On a much larger scale, the volunteers distribute food by the truckful through their Tuskawilla Shepherds foundation, which Harry’s father founded in 1991. Last year alone, the foundation provided 750,000 pounds of food to 18,000 needy families in Seminole County. This year, the foundation has set an additional goal to help stock food pantries at every Seminole County Public School. “Helping people is what it’s all about,” says Harry, who is also active in the Rotary Club of Winter Springs and many other civic groups. “That’s the whole reason we’re put here.”
Kathy McDonald: Doing the Most Good
If all you know about the Salvation Army is red kettles and ringing bells, Oviedo’s Kathy McDonald would like a moment of your time. A volunteer member of the advisory board for the Seminole County Salvation Army since 2001 (and current board chair), Kathy knows firsthand just what the dollars and cents dropped in those holiday kettles can do. “The Seminole County Salvation Army’s main emphasis is on social services,” Kathy explains. “We maintain a large food pantry that is open to any Seminole County resident in need. We also help individuals with pressing financial needs, like prescription medication and rent assistance.

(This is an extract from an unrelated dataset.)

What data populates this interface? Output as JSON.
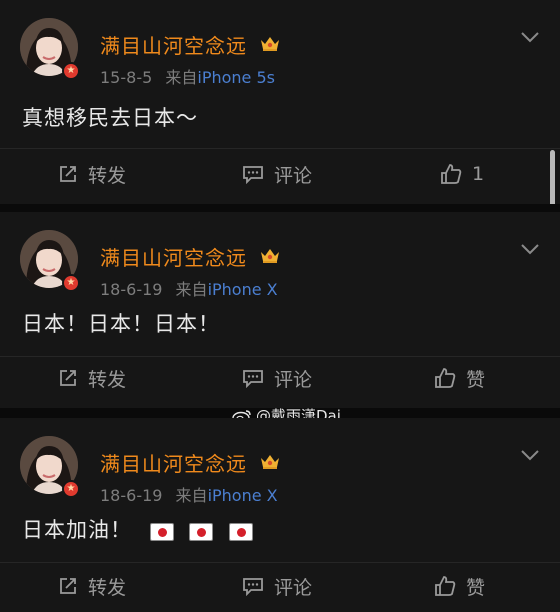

“In addition to that, we are a disaster-relief center,” Kathy continues. “We can immediately bring potable water and other disaster supplies anywhere in the area as directed by emergency managers.”
Kathy is also the last remaining charter member and a two-time president of the Kiwanis Club of Oviedo-Winter Springs, and she’s a trustee for the Florida Kiwanis Foundation. “Need knows no season,” Kathy says, echoing another Salvation Army motto. “If God has blessed us, it’s incumbent on us to share those blessings.”